Simon Sinek, Ted Talk fame and author of Start with Why and the creator of the Golden Circle concept purports that great organisations seem to create their foundation by first addressing Why they exist, then How they go about their mission and then finally, What they do. Most leaders and organisations however start from the outside in. That is, they start with What.
Sinek starts with a fundamental and perpetual question of why? Why are some people and organisations more innovative, more influential, and more profitable than others?
Why do some command greater loyalty from customers and employees alike? Even among the successful, why are so few organisations able to repeat their programme and project success over and over again?
The Why explains the purpose, cause or belief that inspires an organisation to do what they do. When an organisation thinks, acts or communicates starting with why they can inspire others, not only the employees but most importantly, their customers.
So, let’s explore how Simon Sinek’s ‘Start with Why’ theory also applies to portfolio management. Effective portfolio management as the main investment vehicle within an organisation is the coordinated collection of strategic processes and decisions that together enable the most effective balance of organisational change and business as usual. Like the Golden Circle concept of Why, How and What, portfolio management helps organisations answer the fundamental question of “why” by asking are we sure this investment is right for us and how will it contribute to our organisational strategic objectives?
The need for a programme or project may be perceived as an obvious outcome of this process but a spending proposal should never be taken forward without confirming why it is required in relationship to:
- the policies it supports
- the other programmes and projects within a strategic portfolio (the totality of an organisation’s investment (or segment thereof) on changes required to achieve its strategic objectives)
- the other projects within a programme
- impact upon other organisational policies and programmes
A strategic review, in the form of a gateway review, should occur if the response to any of these points is unclear. To understand why, genuine commitment must exist, and all parties that represent the business, supplier and users interests must be absolutely clear about why a programme and project is needed; what it is designed to deliver; how the outputs, capabilities, outcomes and benefits are to be achieved; and a clear definition and delineation of roles and accountabilities.
Effective portfolio management within an organisation should demonstrate that the spending proposal provides business synergy and strategic fit and is predicated upon a robust and evidence based case for change. This includes the rationale of ‘why’ intervention is required, as well as a clear definition of outcomes and the potential scope for what is to be achieved. Historically across the globe, the success of programmes and projects has been gauged by the extent to which implementation was completed on time, within budget and the delivery of agreed outputs, capabilities, outcomes and/or benefits. Unfortunately organisations ubiquitously struggle to demonstrate a return on their investment in change.

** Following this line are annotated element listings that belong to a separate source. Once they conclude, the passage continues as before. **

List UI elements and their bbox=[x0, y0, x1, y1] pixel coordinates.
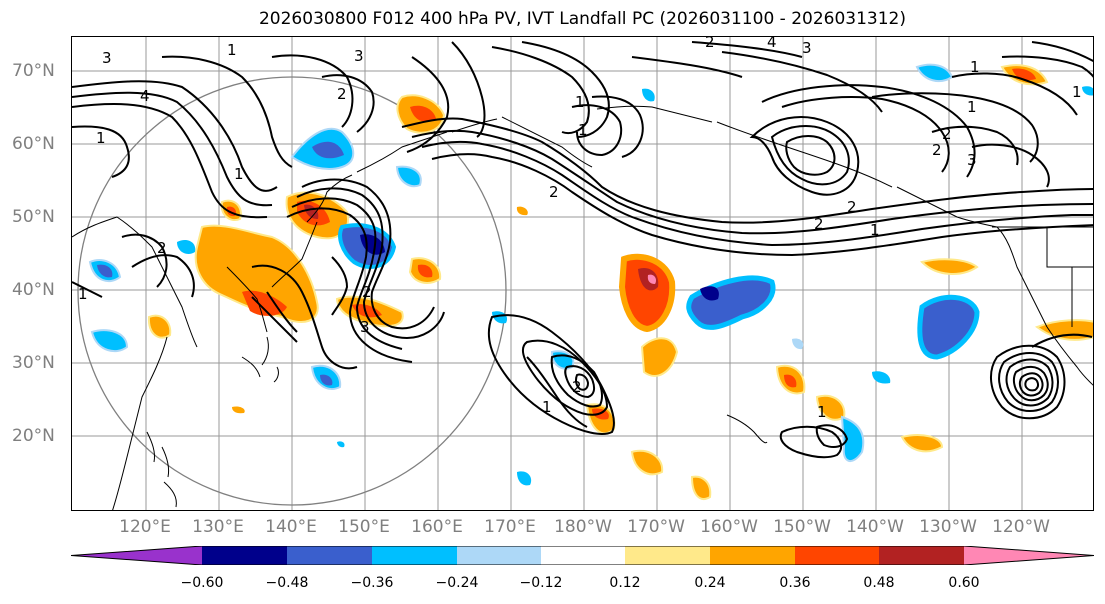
lon-label-170w: 170°W bbox=[627, 517, 685, 537]
colorbar-swatch-5 bbox=[541, 546, 625, 565]
contour-labels: 3 4 1 1 2 3 2 1 1 2 3 1 2 4 3 1 1 2 2 3 … bbox=[78, 37, 1082, 421]
lon-label-140e: 140°E bbox=[265, 517, 317, 537]
lon-label-160e: 160°E bbox=[411, 517, 463, 537]
contour-label: 1 bbox=[227, 41, 237, 59]
colorbar-swatch-9 bbox=[879, 546, 964, 565]
lon-label-150e: 150°E bbox=[338, 517, 390, 537]
contour-label: 4 bbox=[767, 37, 777, 51]
colorbar-tick-label: 0.12 bbox=[609, 575, 641, 591]
colorbar-swatch-4 bbox=[457, 546, 541, 565]
contour-label: 1 bbox=[967, 98, 977, 116]
pv-positive-anomalies bbox=[147, 64, 1093, 500]
colorbar-swatch-8 bbox=[795, 546, 879, 565]
colorbar-tick-label: 0.24 bbox=[694, 575, 726, 591]
colorbar-tick-label: 0.48 bbox=[863, 575, 895, 591]
colorbar-swatch-2 bbox=[287, 546, 372, 565]
contour-label: 1 bbox=[870, 221, 880, 239]
contour-label: 1 bbox=[970, 58, 980, 76]
contour-label: 2 bbox=[814, 215, 824, 233]
contour-label: 1 bbox=[542, 398, 552, 416]
contour-label: 4 bbox=[140, 87, 150, 105]
colorbar-swatch-3 bbox=[372, 546, 457, 565]
colorbar-swatch-6 bbox=[625, 546, 710, 565]
contour-label: 2 bbox=[337, 85, 347, 103]
colorbar-tick-label: −0.48 bbox=[265, 575, 309, 591]
lon-label-160w: 160°W bbox=[700, 517, 758, 537]
contour-label: 1 bbox=[234, 165, 244, 183]
colorbar bbox=[70, 545, 1095, 566]
colorbar-swatch-1 bbox=[202, 546, 287, 565]
colorbar-tick-label: −0.60 bbox=[180, 575, 224, 591]
contour-label: 1 bbox=[96, 129, 106, 147]
contour-label: 3 bbox=[802, 39, 812, 57]
contour-label: 1 bbox=[78, 285, 88, 303]
contour-label: 2 bbox=[847, 198, 857, 216]
contour-label: 1 bbox=[817, 403, 827, 421]
contour-label: 2 bbox=[157, 239, 167, 257]
colorbar-tick-label: −0.24 bbox=[435, 575, 479, 591]
colorbar-tick-label: 0.36 bbox=[779, 575, 811, 591]
contour-label: 2 bbox=[942, 125, 952, 143]
lon-label-130e: 130°E bbox=[192, 517, 244, 537]
colorbar-svg bbox=[70, 545, 1095, 566]
contour-label: 2 bbox=[549, 183, 559, 201]
lon-label-140w: 140°W bbox=[846, 517, 904, 537]
contour-label: 2 bbox=[705, 37, 715, 51]
colorbar-swatch-7 bbox=[710, 546, 795, 565]
contour-label: 3 bbox=[102, 49, 112, 67]
contour-label: 1 bbox=[575, 93, 585, 111]
map-panel: 3 4 1 1 2 3 2 1 1 2 3 1 2 4 3 1 1 2 2 3 … bbox=[71, 36, 1094, 511]
colorbar-tick-label: −0.36 bbox=[350, 575, 394, 591]
lat-label-30n: 30°N bbox=[12, 353, 55, 373]
lon-label-120w: 120°W bbox=[992, 517, 1050, 537]
contour-label: 2 bbox=[572, 378, 582, 396]
lon-label-130w: 130°W bbox=[919, 517, 977, 537]
lon-label-180w: 180°W bbox=[554, 517, 612, 537]
pv-contours bbox=[72, 41, 1093, 459]
figure-title: 2026030800 F012 400 hPa PV, IVT Landfall… bbox=[258, 9, 906, 29]
contour-label: 3 bbox=[967, 151, 977, 169]
lat-label-40n: 40°N bbox=[12, 280, 55, 300]
lat-label-60n: 60°N bbox=[12, 134, 55, 154]
lon-label-120e: 120°E bbox=[119, 517, 171, 537]
colorbar-swatch-0 bbox=[71, 546, 202, 565]
lon-label-150w: 150°W bbox=[773, 517, 831, 537]
colorbar-tick-label: 0.60 bbox=[948, 575, 980, 591]
lat-label-50n: 50°N bbox=[12, 207, 55, 227]
map-canvas: 3 4 1 1 2 3 2 1 1 2 3 1 2 4 3 1 1 2 2 3 … bbox=[72, 37, 1093, 510]
landfall-radius-circle bbox=[77, 76, 507, 506]
contour-label: 1 bbox=[578, 121, 588, 139]
contour-label: 3 bbox=[354, 47, 364, 65]
contour-label: 2 bbox=[362, 283, 372, 301]
contour-label: 2 bbox=[932, 141, 942, 159]
contour-label: 1 bbox=[1072, 83, 1082, 101]
contour-label: 3 bbox=[360, 318, 370, 336]
colorbar-swatch-10 bbox=[964, 546, 1094, 565]
colorbar-tick-label: −0.12 bbox=[519, 575, 563, 591]
lon-label-170e: 170°E bbox=[484, 517, 536, 537]
lat-label-70n: 70°N bbox=[12, 61, 55, 81]
lat-label-20n: 20°N bbox=[12, 426, 55, 446]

In 2017, it was reported in the Project Management Institute (PMI)’s Pulse of the Profession report that “organisations are wasting an average of $97 million for every $1 billion invested, due to poor programme and project management performance”. True success, therefore, is only possible if the programme and project was the right initiative to implement in the first place by actually contributing to the organisation’s strategic objectives.
In summary, the What an organisation does can change with the times, but the Why an organisation does never changes. The implementation of programmes and projects should adapt to a changing business environment but explaining the why behind change demonstrates the value of change. The reality is, most businesses today make investment decisions based on a set of incomplete or worse, completely flawed assumptions about what's driving their business. Just as important is whether or not the change initiatives are the right ones and whether the potential return on investment is achieved.
There are those who decide to initiate business change through programmes and projects to achieve the desired result and there are those who start from somewhere very different. Though both courses of action may yield similar short-term results, it is what organisations cannot see that makes long-term success more predictable for only one. The one that understands why programmes and projects need to fit by design and not by default. The pathway to purpose can be achieved by following the Golden Circle framework, upon which organisations can be built, transformational change can be led, and people can be inspired. And it all starts with ... Why?